Про него можно сказать, как ТАМ говорят про Мадонну: «Еще никто не добивался столь многого со столь немногим».
Как и Федун, он и рациональный материалист, и лютеранин — в зависимости от обстоятельств.
Нет времени лучше настоящего, и Кононову надо бы выиграть сегодня матч и сделать красиво, аппассионато, да черт с ним, с красотой — хоть как, хоть абы как, хоть как-нибудь, но как это сделать, если Кононов смотрит на поле, как будто цитируя:
“Я не знаю, будет ли свиданье,
Знаю только, что закончен бой,
Оба мы — песчинки в мирозданье.
Больше мы не встретимся с тобой”.
А его оппонент, считающийся живой реликвией каменного века, глядится моложе его в 448 раз, бойчее в 449, мудрее в 500 и только что выиграл в Лиге Чемпионов.

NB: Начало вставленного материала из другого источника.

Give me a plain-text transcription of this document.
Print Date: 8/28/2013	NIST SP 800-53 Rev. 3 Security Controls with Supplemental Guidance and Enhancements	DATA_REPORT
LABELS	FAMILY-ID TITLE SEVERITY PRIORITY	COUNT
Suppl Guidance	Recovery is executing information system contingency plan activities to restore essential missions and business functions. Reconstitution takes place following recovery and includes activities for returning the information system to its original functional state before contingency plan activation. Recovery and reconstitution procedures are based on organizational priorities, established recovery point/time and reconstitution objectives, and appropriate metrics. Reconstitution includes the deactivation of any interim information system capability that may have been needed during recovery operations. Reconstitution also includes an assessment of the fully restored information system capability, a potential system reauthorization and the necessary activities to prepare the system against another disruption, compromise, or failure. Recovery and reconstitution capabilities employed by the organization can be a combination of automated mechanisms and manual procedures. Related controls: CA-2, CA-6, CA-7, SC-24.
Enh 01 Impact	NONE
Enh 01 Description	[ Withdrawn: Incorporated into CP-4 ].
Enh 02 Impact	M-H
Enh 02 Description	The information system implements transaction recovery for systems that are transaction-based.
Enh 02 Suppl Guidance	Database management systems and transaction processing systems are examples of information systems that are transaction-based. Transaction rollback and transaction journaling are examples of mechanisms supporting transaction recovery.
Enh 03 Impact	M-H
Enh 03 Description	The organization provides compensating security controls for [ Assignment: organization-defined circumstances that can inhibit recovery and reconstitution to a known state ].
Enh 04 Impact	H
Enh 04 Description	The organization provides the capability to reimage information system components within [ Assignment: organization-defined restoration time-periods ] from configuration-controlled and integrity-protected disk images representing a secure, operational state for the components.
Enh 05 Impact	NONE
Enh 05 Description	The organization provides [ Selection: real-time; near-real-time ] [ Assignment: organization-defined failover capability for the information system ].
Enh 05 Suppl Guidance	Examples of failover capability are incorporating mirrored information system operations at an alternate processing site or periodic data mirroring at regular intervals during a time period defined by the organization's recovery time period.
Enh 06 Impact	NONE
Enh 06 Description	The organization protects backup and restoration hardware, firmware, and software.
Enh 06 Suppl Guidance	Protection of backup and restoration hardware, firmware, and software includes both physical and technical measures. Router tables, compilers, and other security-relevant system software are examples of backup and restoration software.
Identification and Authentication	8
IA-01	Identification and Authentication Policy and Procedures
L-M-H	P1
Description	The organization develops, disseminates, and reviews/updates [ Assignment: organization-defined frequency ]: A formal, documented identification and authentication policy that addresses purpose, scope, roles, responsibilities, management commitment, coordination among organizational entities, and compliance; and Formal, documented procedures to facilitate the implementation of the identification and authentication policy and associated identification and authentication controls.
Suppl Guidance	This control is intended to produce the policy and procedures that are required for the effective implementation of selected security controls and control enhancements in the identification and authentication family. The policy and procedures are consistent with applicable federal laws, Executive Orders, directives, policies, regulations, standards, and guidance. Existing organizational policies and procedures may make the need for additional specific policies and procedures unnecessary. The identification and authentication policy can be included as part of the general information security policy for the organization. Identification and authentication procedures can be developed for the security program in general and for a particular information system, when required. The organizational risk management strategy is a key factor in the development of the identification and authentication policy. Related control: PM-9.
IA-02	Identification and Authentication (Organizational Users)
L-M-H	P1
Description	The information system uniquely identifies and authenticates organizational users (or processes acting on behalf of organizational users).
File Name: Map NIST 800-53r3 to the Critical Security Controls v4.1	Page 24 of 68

Кононову надобно явить необычайную прыть, но для этого для начала надо быстрее говорить, чтобы игроки снова не закончили играть на минуте 60-ой.
Но это как раз у Семина есть такая способность — брать оголенные провода голыми же руками, а Кононову надо определиться, кто он — рациональный материалист или лютеранин.
Или просто человек, однажды добившийся столь многого со столь немногим.